I’ve been to Paris. Before I went, I had told several people at varying times that I would generally like to spend my money traveling to different places rather than returning to the same place. It was a big part of the reason I had repeatedly told my friends in Melbourne that I couldn’t come back to Australia before I’d done some more globetrotting. When I returned from France, I promptly told everyone (except my friends in Melbourne) that I had lied. I wanted to go back to Paris as soon as possible. I know it’s obvious and trite and, like, soooo 1900s, but it’s true. I fell in love with that city and I didn’t get a ton of time to explore it, so I have to go back and finish my unfinished business.
I want to go to London. I used to not really be enamored of London at all… I didn’t really care if I saw it or not. But now I want to go, and I can’t really say why. The accents are cute. What? It’s all I got. That and the stone structures everywhere.
Even when the rioting broke out, I still sat at work and deliberated and decided I would rather be there than in a basement. I knew the unrest had gotten bad when the postcard my sister had sent from London several weeks ago threw itself off my refrigerator door two nights ago. When even the stationery is in an uproar, there’s a problem. And you have to be impressed by the solidarity.
When I bent over and picked it up, I looked at the collage of photos of the city and sighed.

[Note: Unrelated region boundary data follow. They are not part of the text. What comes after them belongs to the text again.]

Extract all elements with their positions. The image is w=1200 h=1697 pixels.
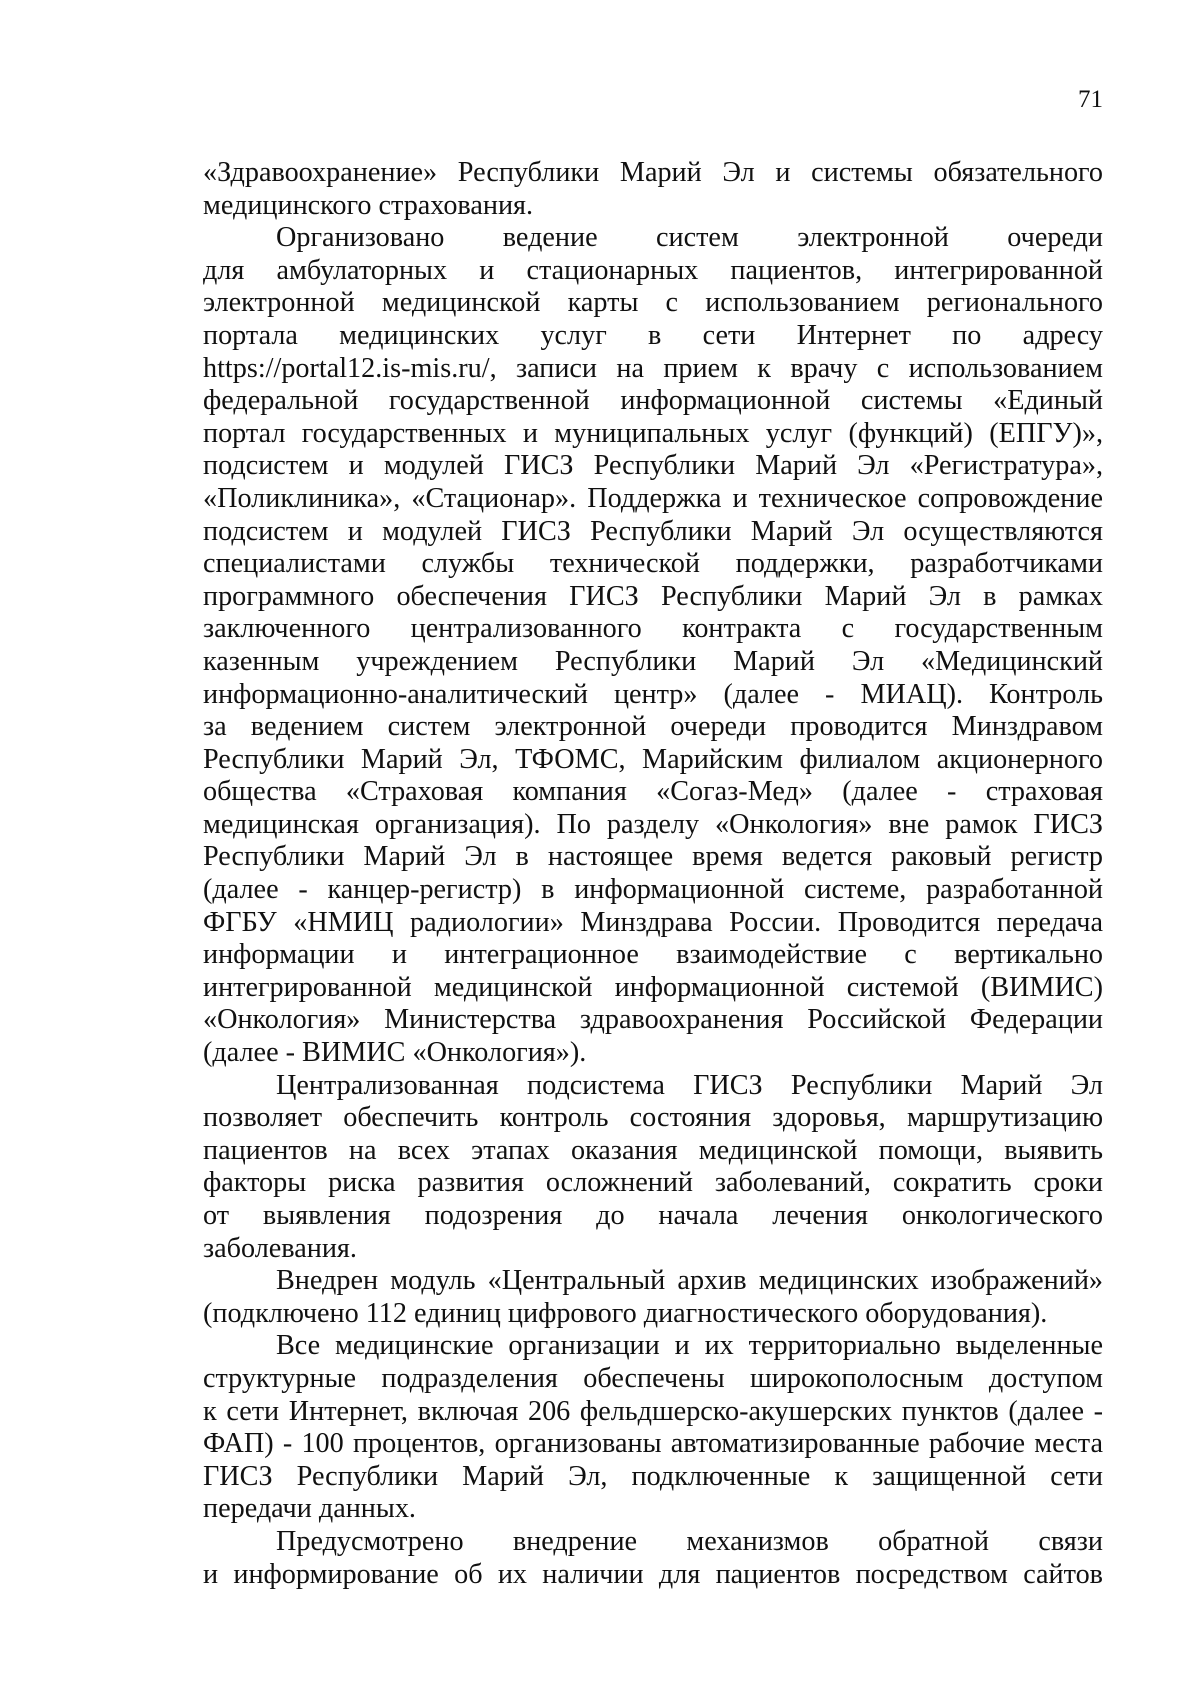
text-line: Предусмотрено внедрение механизмов обратной связи	[276, 1525, 1103, 1557]
text-line: Все медицинские организации и их территориально выделенные	[276, 1330, 1103, 1362]
text-line: электронной медицинской карты с использованием регионального	[203, 287, 1103, 319]
text-line: ГИСЗ Республики Марий Эл, подключенные к защищенной сети	[203, 1460, 1103, 1492]
paragraph	[203, 1330, 1103, 1526]
text-line: ФГБУ «НМИЦ радиологии» Минздрава России. Проводится передача	[203, 906, 1103, 938]
text-line: (подключено 112 единиц цифрового диагностического оборудования).	[203, 1297, 1048, 1329]
text-line: пациентов на всех этапах оказания медицинской помощи, выявить	[203, 1134, 1103, 1166]
text-line: ФАП) - 100 процентов, организованы автоматизированные рабочие места	[203, 1428, 1103, 1460]
page-number: 71	[1078, 86, 1103, 113]
text-line: структурные подразделения обеспечены широкополосным доступом	[203, 1362, 1103, 1394]
text-line: Внедрен модуль «Центральный архив медицинских изображений»	[276, 1265, 1103, 1297]
text-line: специалистами службы технической поддержки, разработчиками	[203, 548, 1103, 580]
text-line: «Онкология» Министерства здравоохранения Российской Федерации	[203, 1004, 1103, 1036]
text-line: портала медицинских услуг в сети Интернет по адресу	[203, 319, 1103, 351]
text-line: факторы риска развития осложнений заболеваний, сократить сроки	[203, 1167, 1103, 1199]
text-line: (далее - канцер-регистр) в информационной системе, разработанной	[203, 874, 1103, 906]
text-line: и информирование об их наличии для пациентов посредством сайтов	[203, 1558, 1103, 1590]
text-line: подсистем и модулей ГИСЗ Республики Марий Эл осуществляются	[203, 515, 1103, 547]
text-line: информационно-аналитический центр» (далее - МИАЦ). Контроль	[203, 678, 1103, 710]
text-line: за ведением систем электронной очереди проводится Минздравом	[203, 711, 1103, 743]
text-line: портал государственных и муниципальных услуг (функций) (ЕПГУ)»,	[203, 417, 1103, 449]
text-line: передачи данных.	[203, 1493, 416, 1525]
text-line: https://portal12.is-mis.ru/, записи на прием к врачу с использованием	[203, 352, 1103, 384]
text-line: заключенного централизованного контракта с государственным	[203, 613, 1103, 645]
text-line: общества «Страховая компания «Согаз-Мед» (далее - страховая	[203, 776, 1103, 808]
paragraph	[203, 222, 1103, 1069]
text-line: Централизованная подсистема ГИСЗ Республики Марий Эл	[276, 1069, 1103, 1101]
document-body	[203, 157, 1103, 1591]
text-line: для амбулаторных и стационарных пациентов, интегрированной	[203, 254, 1103, 286]
text-line: подсистем и модулей ГИСЗ Республики Марий Эл «Регистратура»,	[203, 450, 1103, 482]
paragraph	[203, 1526, 1103, 1591]
text-line: «Здравоохранение» Республики Марий Эл и системы обязательного	[203, 157, 1103, 188]
text-line: к сети Интернет, включая 206 фельдшерско-акушерских пунктов (далее -	[203, 1395, 1103, 1427]
text-line: информации и интеграционное взаимодействие с вертикально	[203, 939, 1103, 971]
text-line: казенным учреждением Республики Марий Эл «Медицинский	[203, 645, 1103, 677]
text-line: медицинская организация). По разделу «Онкология» вне рамок ГИСЗ	[203, 808, 1103, 840]
text-line: программного обеспечения ГИСЗ Республики Марий Эл в рамках	[203, 580, 1103, 612]
paragraph	[203, 157, 1103, 222]
text-line: медицинского страхования.	[203, 189, 534, 221]
text-line: Республики Марий Эл в настоящее время ведется раковый регистр	[203, 841, 1103, 873]
text-line: заболевания.	[203, 1232, 357, 1264]
paragraph	[203, 1265, 1103, 1330]
text-line: позволяет обеспечить контроль состояния здоровья, маршрутизацию	[203, 1102, 1103, 1134]
text-line: Республики Марий Эл, ТФОМС, Марийским филиалом акционерного	[203, 743, 1103, 775]
text-line: интегрированной медицинской информационной системой (ВИМИС)	[203, 971, 1103, 1003]
text-line: Организовано ведение систем электронной очереди	[276, 222, 1103, 254]
text-line: (далее - ВИМИС «Онкология»).	[203, 1037, 587, 1069]
text-line: федеральной государственной информационной системы «Единый	[203, 385, 1103, 417]
paragraph	[203, 1070, 1103, 1266]
text-line: «Поликлиника», «Стационар». Поддержка и техническое сопровождение	[203, 482, 1103, 514]
text-line: от выявления подозрения до начала лечения онкологического	[203, 1200, 1103, 1231]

I want to go to Italy. One of my coworkers just returned and had all these great stories about randomness that happened while he and his family were there. They just jaunted up to Castel Gandolfo from Rome one day and wound up being blessed by the pope. They got lost in Venice. How great does that sound? To get lost in Venice? It’s hard to care that you’re lost when you don’t really know where you are to begin with. They ventured into neighborhoods and found hardware stores and markets and I kind of hate my coworker now.
Then I came home and I watched back-to-back episodes of Anthony Bourdain: No Reservations, and one of them was in Rome, shot entirely in black and white. And now I want to go to Rome in black and white, please.
I realize that I was just in a pretty great place.
I’m ready to go to another great place now, thank you.
I don’t know what’s causing this craving for change and adventure. I’m a little bored, I admit, but that happens sometimes. I guess I’m restless, but that’s a motivator. It’s only been three weeks since my vacation. Most people would tell me to shut up. But apparently the Mickey Boat and getting out of the basement and walking down the street to find a guy screaming at his mother on a cell phone is not enough adventure for me.
At least if there was a guy screaming at his mother in France, it would sound nicer.
Now, for my lovely subscribers and/or commenters: the laptop works. You can imagine my relief when I closed my eyes and squished up my face and turned my head away while I hit the power button to find out what would happen. The lights came on, the little computer music played, and I swear, angels sang.